Na ko­men­dzie mu­siał wytłuma­czyć spi­sującemu pro­tokół po­li­cjan­to­wi, czym się zaj­mu­je.

– A tot­ka pan umie wywróżyć? – za­py­tał ten, na­gle za­cie­ka­wio­ny.

– Tak. Ale tyl­ko trójkę, mak­sy­mal­nie czwórkę – zażar­to­wał wróżbita.

– Aha… Za­wsze coś, parę złotych… – po­li­cjant spoj­rzał na nie­go nie­pew­nie, nie zdając so­bie spra­wy, że to była kpi­na.

Do­pie­ro tam, na miej­scu, Cha­gall za­uważył, że przy­je­chał na ko­mi­sa­riat w kap­ciach. Jego obec­ność nie­wie­le po­mogła, powtórzył wszyst­ko, co już po­wie­dział w miesz­ka­niu, i po­pro­szo­no go, by wrócił do sie­bie.

– Ktoś może zgłosić się do pana po za­gi­nioną – słusznie za­uważył po­li­cjant.
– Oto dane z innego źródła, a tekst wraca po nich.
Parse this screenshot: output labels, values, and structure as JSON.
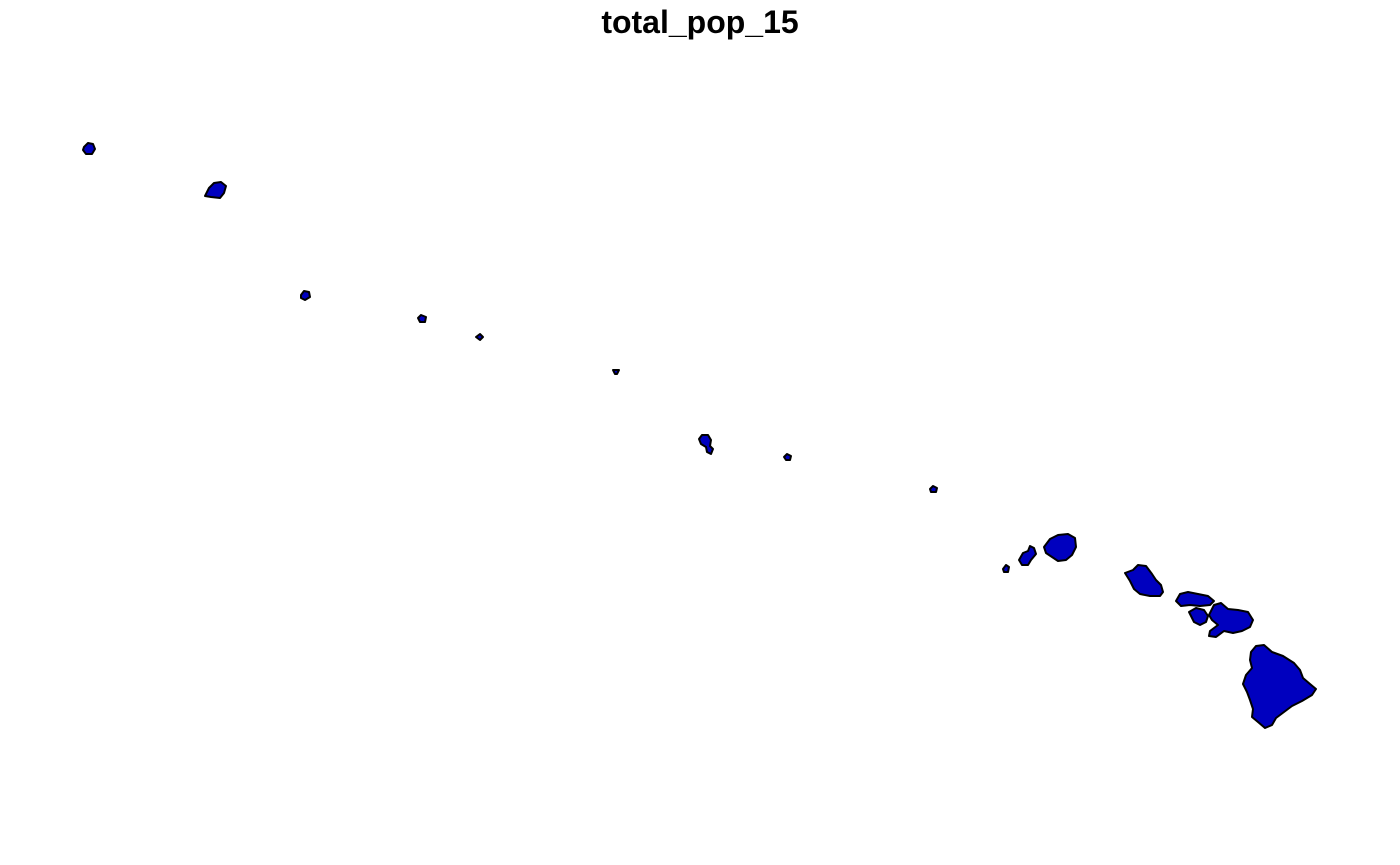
{
  "title": "total_pop_15",
  "fill_color": "#0000BF",
  "stroke_color": "#000000",
  "islands": [
    "kure-atoll",
    "midway-atoll",
    "pearl-and-hermes-atoll",
    "lisianski-island",
    "laysan-island",
    "gardner-pinnacles",
    "french-frigate-shoals",
    "necker-island",
    "nihoa",
    "niihau",
    "kauai",
    "oahu",
    "molokai",
    "lanai",
    "kahoolawe",
    "maui",
    "hawaii-big-island"
  ]
}
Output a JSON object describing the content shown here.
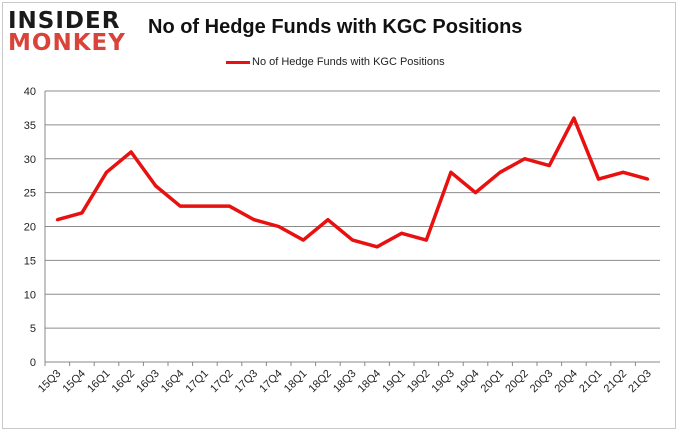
{
  "logo": {
    "line1": "INSIDER",
    "line2": "MONKEY"
  },
  "chart_data": {
    "type": "line",
    "title": "No of Hedge Funds with KGC Positions",
    "xlabel": "",
    "ylabel": "",
    "ylim": [
      0,
      40
    ],
    "yticks": [
      0,
      5,
      10,
      15,
      20,
      25,
      30,
      35,
      40
    ],
    "grid": true,
    "legend_position": "top-center",
    "categories": [
      "15Q3",
      "15Q4",
      "16Q1",
      "16Q2",
      "16Q3",
      "16Q4",
      "17Q1",
      "17Q2",
      "17Q3",
      "17Q4",
      "18Q1",
      "18Q2",
      "18Q3",
      "18Q4",
      "19Q1",
      "19Q2",
      "19Q3",
      "19Q4",
      "20Q1",
      "20Q2",
      "20Q3",
      "20Q4",
      "21Q1",
      "21Q2",
      "21Q3"
    ],
    "series": [
      {
        "name": "No of Hedge Funds with KGC Positions",
        "color": "#e8110f",
        "values": [
          21,
          22,
          28,
          31,
          26,
          23,
          23,
          23,
          21,
          20,
          18,
          21,
          18,
          17,
          19,
          18,
          28,
          25,
          28,
          30,
          29,
          36,
          27,
          28,
          27
        ]
      }
    ]
  }
}
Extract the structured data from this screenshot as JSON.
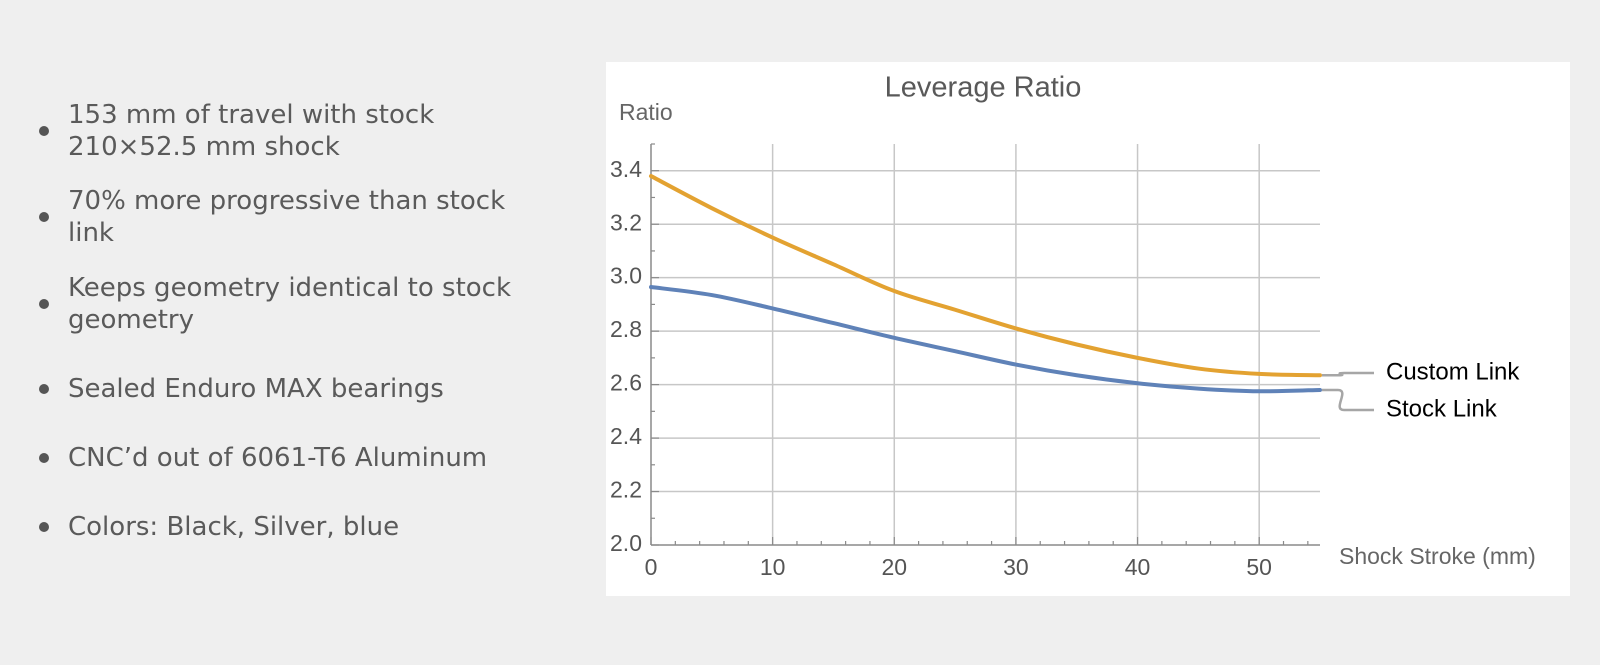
{
  "features": [
    {
      "text": "153 mm of travel with stock 210×52.5 mm shock"
    },
    {
      "text": "70% more progressive than stock link"
    },
    {
      "text": "Keeps geometry identical to stock geometry"
    },
    {
      "text": "Sealed Enduro MAX bearings"
    },
    {
      "text": "CNC’d out of 6061-T6 Aluminum"
    },
    {
      "text": "Colors: Black, Silver, blue"
    }
  ],
  "colors": {
    "background": "#efefef",
    "custom_link": "#e3a231",
    "stock_link": "#5f82b8",
    "legend_connector": "#a6a6a6",
    "grid": "#c7c7c7"
  },
  "chart_data": {
    "type": "line",
    "title": "Leverage Ratio",
    "xlabel": "Shock Stroke (mm)",
    "ylabel": "Ratio",
    "xlim": [
      0,
      55
    ],
    "ylim": [
      2.0,
      3.5
    ],
    "x_ticks": [
      0,
      10,
      20,
      30,
      40,
      50
    ],
    "y_ticks": [
      2.0,
      2.2,
      2.4,
      2.6,
      2.8,
      3.0,
      3.2,
      3.4
    ],
    "x_tick_labels": [
      "0",
      "10",
      "20",
      "30",
      "40",
      "50"
    ],
    "y_tick_labels": [
      "2.0",
      "2.2",
      "2.4",
      "2.6",
      "2.8",
      "3.0",
      "3.2",
      "3.4"
    ],
    "grid": true,
    "legend_position": "right",
    "series": [
      {
        "name": "Custom Link",
        "color": "#e3a231",
        "x": [
          0,
          5,
          10,
          15,
          20,
          25,
          30,
          35,
          40,
          45,
          50,
          55
        ],
        "y": [
          3.38,
          3.26,
          3.15,
          3.05,
          2.95,
          2.88,
          2.81,
          2.75,
          2.7,
          2.66,
          2.64,
          2.635
        ]
      },
      {
        "name": "Stock Link",
        "color": "#5f82b8",
        "x": [
          0,
          5,
          10,
          15,
          20,
          25,
          30,
          35,
          40,
          45,
          50,
          55
        ],
        "y": [
          2.965,
          2.935,
          2.885,
          2.83,
          2.775,
          2.725,
          2.675,
          2.635,
          2.605,
          2.585,
          2.575,
          2.58
        ]
      }
    ]
  }
}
Po po­wro­cie do domu zmie­nił pościel.

Położył się, ale nie mógł zasnąć. Zaczął wy­obrażać so­bie różne rze­czy. Wcho­dzi do skle­pi­ku. Dziew­czy­na za­cze­pia go i pro­si o wypełnie­nie ku­po­nu dla niej. Mówi, że mu się od­wdzięczy, pod­no­si bluzkę, nie ma sta­ni­ka.

– Lot­ka?

– Lod­ka?

Dziew­czy­na idzie z nim na za­ple­cze. Nie, to cen­tral­ka, w której prze­sie­wa­ne są te­le­fo­ny od słucha­czy. Tych sa­mych trzech typków, którzy siedzą tam za­wsze. Sta­je przed nimi i każe im klęczeć. Mają prze­pro­sić.